Il admet la « loi d'airain des salaires » mais aussi le développement de coopératives ouvrières de production, avec l'assistance de l'État bourgeois. Une trahison aux yeux de Marx !

Le programme de Gotha va être vivement critiqué par Karl Marx mais il ne va pas moins orienter la gauche allemande vers la voie réformiste et l'acceptation des règles démocratiques.

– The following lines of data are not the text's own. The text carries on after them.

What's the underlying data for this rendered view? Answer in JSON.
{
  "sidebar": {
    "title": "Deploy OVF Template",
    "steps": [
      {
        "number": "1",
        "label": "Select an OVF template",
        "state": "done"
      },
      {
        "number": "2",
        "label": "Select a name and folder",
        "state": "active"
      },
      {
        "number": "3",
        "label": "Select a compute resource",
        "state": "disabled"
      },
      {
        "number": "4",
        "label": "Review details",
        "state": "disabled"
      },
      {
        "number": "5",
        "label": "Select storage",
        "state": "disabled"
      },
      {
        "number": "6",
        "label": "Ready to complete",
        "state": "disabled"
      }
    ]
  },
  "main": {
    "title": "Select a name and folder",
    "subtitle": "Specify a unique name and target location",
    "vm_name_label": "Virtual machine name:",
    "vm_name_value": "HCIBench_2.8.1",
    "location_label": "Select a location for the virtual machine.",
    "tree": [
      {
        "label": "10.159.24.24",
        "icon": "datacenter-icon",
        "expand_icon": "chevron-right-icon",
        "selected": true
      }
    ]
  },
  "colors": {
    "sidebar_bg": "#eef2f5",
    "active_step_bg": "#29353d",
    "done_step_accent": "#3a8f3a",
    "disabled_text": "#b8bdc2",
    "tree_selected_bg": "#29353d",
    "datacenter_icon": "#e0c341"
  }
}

Le nouveau parti est dirigé par un collège de cinq membres dont trois lassaliens et deux Eisenach (dont August Bebel). Il est bientôt condamné à la clandestinité sous l'effet des lois antisocialistes et ne renaîtra qu'à leur abrogation, en 1890. 

Vers la social-démocratie moderne

En 1891, au congrès d'Erfurt, le SAP change son nom pour celui de Parti social-démocrate d’Allemagne (Sozialdemokratische Partei Deutschlands, SPD) et passe sous la présidence d'August Bebel. Au fil des décennies suivantes, par touches progressives, les nouveaux sociaux-démocrates allemands vont rejeter complètement les thèses marxistes. 

Ils finiront par se rallier à l'économie de marché et accepter ses contraintes au congrès de Bad-Godesberg, petite ville sur le Rhin, au sud de Bonn.

Le congrès s'ouvre le 13 novembre 1959, dans le contexte de la guerre froide et de la division de l'Allemagne, au coeur d'une République fédérale d'Allemagne portée par le « miracle économique allemand ». Pour ses participants, il ne s'agit plus de détruire le système capitaliste mais de l'améliorer de l'intérieur, en négociant avec le patronat.

Les sociaux-démocrates ont pu accéder aux responsabilités gouvernementales sous la République de Weimar avant d'en être exclus par les nazis. Après une longue éclipse, ils reviennent enfin au pouvoir le 21 octobre 1969 avec l'élection de Willy Brandt à la chancellerie.

Pour les communistes qui se sont alignés sur Moscou, de gré comme en France ou de force comme en Europe de l'Est, les sociaux-démocrates allemands et leurs homologues scandinaves sont qualifiés de « sociaux-traîtres ». Tout au long du XXe siècle, ce discours a déteint sur les socialistes français, pétris de culture marxiste, plus assidus aux cours magistraux de leurs maîtres qu'aux actions de terrain des associations ouvrières.

Il en reste des différences persistantes entre la gauche française, encline à rêver au « Grand Soir » (la révolution), et la gauche allemande, adepte d'un système de cogestion ou codécision (en allemand : Mitbestimmung), qui permet aux représentants des ouvriers de voter dans les entreprises sur des sujets les concernant.